L’ultimo pensiero è quello di Mark che “augura un riscatto a tutta la gente di questo territorio stuprato, perché l’accoglienza riservata loro, ad IDLES, è stata così calorosa e apprezzata, che già ciò basterebbe per meritare, dipendesse da loro, quel riscatto”.

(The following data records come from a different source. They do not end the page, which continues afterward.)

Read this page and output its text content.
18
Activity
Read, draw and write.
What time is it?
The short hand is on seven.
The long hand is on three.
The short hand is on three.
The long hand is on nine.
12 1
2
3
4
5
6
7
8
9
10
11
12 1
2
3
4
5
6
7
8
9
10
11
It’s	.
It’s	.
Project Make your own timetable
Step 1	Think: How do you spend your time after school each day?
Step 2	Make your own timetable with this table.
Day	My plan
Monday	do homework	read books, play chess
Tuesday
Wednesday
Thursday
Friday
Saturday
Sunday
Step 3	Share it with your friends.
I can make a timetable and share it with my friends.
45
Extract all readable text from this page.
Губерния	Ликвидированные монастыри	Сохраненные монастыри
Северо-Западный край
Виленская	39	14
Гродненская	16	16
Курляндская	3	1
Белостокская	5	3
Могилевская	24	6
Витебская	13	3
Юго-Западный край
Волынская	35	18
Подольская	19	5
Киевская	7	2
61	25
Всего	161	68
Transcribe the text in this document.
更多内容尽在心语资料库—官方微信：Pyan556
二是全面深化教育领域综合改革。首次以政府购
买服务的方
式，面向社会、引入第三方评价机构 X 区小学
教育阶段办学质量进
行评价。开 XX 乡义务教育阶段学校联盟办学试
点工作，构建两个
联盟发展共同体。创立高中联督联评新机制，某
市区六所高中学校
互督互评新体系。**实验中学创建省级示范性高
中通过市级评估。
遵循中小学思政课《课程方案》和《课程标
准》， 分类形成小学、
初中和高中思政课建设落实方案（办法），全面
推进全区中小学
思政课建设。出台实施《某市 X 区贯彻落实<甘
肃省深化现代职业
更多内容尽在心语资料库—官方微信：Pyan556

Finora non vi ho scritto di musica, perché di musica non abbiamo affatto parlato con Joe e Mark. Ma della loro musica, della performance di IDLES al Cinzella Festival 2022 non posso non scrivere. 100 minuti di energia, potenza, empatia e contatto fisico con il pubblico. Una band che tiene stretto il palco e che sul palco ha la sua dimensione naturale, con una capacità, unica, di ipnotizzare l’audience, con la sezione ritmica, con le urla delle chitarre, con le parole e la mimica. Audience che, allo stesso tempo, risponde, ovunque e anche al Cinzella, a tutte le sollecitazioni che arrivano sulla pelle. Dal coro di MOTHER (“Mother…Fucker!”), a quello di MR. MOTIVATOR (“Let seize the day, all hold hands, chase the pricks away”), dall’invito “Are you ready to collide?” in apertura di set (COLOSSUS), fino al comico siparietto finale dedicato a Mariah Carey e al suo anthem natalizio. Tutto passando per il godibilissimo surf sul pubblico da parte di Mark e Lee, entrambe le chitarre. 100 minuti di live scanditi dal countdown a led rossi posizionato sul palco, 100 minuti senza encore, 100 minuti che sicuramente entreranno nella storia di una comunità, di un festival, di Taranto, del Cinzella, dei presenti in platea e sugli spalti. Una storia di cui, spero, queste righe possano diventare una testimonianza, a futura memoria. Lo avete sentito il tuono di IDLES? (“Do you hear that thunder?”).

p.s.
Una menzione doverosa alla band di apertura BRAM STALKER, un power duo che si infila, con stile, nel filone White Stripes, Bud Spencer Blues Explosion, MinimAnimalist e che chiude il proprio set con una cover ortodossa del più glorioso punk filosovietico emiliano e con una dedica ai lavoratori dello spettacolo: “quelli che arrivano sempre prima degli artisti e che vanno via sempre dopo gli artisti”. Non era facile stare su quel palco, ci sono stati con carattere!